We can solve the trust problem by investing in sufficient data science analysis to continuously and thoroughly scrutinize the data feeds to verify their quality to support the intended purposes of provisioning health care to individuals. If this kind of scrutiny is occurring, it is likely to be invisible to the consumer. I strongly suspect the scrutiny will be insufficient and what little there is will be employed only during the design phase of the project. I suspect there will be virtually no routine review of data quality during the operational phase of the system. From what I can tell, we are assuming that all health care data will be gold-standard bright data needing no routine scrutiny. I’m think most data will have far more problems than that.

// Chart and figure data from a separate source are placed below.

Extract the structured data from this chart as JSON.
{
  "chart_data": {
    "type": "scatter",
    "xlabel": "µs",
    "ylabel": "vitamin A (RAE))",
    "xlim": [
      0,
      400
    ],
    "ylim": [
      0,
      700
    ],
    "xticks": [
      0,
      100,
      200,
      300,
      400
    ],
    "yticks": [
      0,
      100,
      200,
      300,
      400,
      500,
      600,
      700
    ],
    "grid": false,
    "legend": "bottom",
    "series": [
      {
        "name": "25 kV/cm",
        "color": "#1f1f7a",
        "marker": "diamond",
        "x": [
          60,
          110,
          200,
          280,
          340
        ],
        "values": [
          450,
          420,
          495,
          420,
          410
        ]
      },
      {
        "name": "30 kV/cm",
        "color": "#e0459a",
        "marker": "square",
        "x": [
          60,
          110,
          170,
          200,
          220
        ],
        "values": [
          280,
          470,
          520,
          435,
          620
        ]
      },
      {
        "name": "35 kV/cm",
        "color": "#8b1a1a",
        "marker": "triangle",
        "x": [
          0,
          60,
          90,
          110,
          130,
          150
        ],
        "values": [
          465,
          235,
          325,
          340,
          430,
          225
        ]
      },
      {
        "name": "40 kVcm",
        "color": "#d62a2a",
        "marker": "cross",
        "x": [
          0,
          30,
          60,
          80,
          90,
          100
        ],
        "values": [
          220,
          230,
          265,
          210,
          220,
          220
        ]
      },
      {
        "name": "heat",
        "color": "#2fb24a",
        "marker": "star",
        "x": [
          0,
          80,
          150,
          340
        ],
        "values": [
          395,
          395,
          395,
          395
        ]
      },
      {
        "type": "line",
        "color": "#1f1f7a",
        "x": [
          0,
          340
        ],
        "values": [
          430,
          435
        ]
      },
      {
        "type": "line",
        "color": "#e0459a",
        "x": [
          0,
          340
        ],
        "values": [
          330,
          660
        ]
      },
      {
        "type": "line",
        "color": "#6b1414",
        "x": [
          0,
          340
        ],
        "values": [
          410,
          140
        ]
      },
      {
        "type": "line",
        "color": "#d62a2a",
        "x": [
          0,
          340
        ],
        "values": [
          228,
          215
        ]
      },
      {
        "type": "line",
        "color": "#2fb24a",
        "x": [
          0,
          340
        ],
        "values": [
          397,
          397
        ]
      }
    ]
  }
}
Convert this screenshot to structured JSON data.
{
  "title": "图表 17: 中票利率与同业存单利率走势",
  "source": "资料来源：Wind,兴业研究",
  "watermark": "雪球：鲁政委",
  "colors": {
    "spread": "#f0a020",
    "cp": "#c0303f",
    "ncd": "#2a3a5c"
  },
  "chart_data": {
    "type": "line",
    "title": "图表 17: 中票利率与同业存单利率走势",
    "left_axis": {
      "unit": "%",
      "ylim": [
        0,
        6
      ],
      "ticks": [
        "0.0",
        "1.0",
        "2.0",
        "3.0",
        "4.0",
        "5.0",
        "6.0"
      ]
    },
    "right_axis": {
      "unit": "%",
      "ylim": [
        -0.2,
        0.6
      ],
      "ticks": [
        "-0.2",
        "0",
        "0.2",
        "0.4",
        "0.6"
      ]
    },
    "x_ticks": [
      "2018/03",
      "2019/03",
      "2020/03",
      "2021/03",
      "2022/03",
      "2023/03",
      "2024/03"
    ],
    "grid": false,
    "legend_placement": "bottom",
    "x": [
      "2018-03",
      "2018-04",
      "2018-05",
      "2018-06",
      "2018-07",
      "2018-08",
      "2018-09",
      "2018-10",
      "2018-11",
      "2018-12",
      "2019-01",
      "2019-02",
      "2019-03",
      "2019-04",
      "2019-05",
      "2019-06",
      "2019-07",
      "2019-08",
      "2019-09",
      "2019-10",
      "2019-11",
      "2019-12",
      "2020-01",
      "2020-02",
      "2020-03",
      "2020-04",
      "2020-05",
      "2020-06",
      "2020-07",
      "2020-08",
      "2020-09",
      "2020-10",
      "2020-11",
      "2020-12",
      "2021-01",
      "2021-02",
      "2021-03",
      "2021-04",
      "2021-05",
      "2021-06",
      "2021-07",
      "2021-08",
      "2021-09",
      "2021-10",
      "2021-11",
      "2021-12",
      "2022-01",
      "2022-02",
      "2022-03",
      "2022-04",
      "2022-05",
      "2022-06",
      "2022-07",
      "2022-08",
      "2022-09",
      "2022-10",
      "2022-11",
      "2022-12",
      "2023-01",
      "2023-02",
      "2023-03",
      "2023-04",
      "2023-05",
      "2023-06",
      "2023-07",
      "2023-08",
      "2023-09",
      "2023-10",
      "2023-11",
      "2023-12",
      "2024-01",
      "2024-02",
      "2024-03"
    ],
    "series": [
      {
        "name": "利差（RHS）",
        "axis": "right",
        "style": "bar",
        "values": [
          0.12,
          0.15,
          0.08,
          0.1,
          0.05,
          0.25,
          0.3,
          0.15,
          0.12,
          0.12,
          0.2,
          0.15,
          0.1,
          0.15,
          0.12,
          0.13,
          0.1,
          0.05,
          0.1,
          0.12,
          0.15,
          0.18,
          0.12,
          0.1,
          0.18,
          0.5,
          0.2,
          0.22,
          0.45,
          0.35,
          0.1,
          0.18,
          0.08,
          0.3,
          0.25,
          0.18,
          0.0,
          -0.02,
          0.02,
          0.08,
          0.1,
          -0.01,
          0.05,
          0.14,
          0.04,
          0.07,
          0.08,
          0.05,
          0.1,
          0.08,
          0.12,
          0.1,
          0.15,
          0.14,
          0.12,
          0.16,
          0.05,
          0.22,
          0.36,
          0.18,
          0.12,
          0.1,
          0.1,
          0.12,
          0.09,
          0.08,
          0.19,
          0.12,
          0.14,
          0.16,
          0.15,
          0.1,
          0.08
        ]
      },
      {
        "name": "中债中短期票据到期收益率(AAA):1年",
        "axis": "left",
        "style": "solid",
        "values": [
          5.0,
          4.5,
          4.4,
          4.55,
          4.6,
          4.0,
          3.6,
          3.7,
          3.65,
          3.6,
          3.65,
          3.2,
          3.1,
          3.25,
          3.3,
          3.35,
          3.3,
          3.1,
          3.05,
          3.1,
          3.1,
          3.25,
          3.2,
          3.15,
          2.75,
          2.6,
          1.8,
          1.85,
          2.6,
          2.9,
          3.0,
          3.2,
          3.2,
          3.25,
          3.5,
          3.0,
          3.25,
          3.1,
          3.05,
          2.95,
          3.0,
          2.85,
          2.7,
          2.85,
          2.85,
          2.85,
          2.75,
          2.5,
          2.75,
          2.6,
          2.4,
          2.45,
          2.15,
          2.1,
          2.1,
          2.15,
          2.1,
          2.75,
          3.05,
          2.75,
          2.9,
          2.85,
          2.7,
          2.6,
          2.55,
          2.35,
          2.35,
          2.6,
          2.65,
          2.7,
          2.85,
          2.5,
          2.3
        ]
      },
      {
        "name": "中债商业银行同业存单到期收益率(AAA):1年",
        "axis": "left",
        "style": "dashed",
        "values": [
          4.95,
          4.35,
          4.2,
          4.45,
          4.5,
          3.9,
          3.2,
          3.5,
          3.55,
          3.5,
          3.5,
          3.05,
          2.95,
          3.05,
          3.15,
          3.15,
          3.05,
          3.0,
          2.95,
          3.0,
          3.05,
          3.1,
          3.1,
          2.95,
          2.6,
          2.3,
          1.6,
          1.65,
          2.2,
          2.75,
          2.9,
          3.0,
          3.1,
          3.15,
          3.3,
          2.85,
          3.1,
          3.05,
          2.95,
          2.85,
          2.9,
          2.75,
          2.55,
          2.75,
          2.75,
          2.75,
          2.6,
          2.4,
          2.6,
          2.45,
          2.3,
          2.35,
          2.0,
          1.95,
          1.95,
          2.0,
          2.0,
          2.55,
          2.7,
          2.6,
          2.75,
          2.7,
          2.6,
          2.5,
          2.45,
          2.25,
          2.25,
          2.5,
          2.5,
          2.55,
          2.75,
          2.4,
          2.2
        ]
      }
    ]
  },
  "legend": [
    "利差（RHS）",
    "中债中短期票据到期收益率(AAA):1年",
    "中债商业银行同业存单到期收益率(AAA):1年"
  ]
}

Technology is not the limiting factor for building big data systems. The limiting factor is the labor required to assure that data remains trustworthy. Very little of that data is trusted so highly it never needs scrutiny after the initial design. The limitation comes from our unwillingness to budget for the routine review of these data as the data evolves over time. We want to believe that as long as the physical equipment or the designed software is the same, the quality of the results will remain the same. I don’t accept that assumption for such big data schemes envisioned for health care provisioning.
Big data is not the solution to the health care reform. It is likely to harm it. The current sentiment is that big data is very effective and technology available today makes it possible. We believe that because we are conveniently ignoring the problem that the data is not all equally of high quality. The big data will be contaminated with bad data that will end up making bad decisions. Those bad decisions and the bad data cause of those decisions will become known and become politically toxic.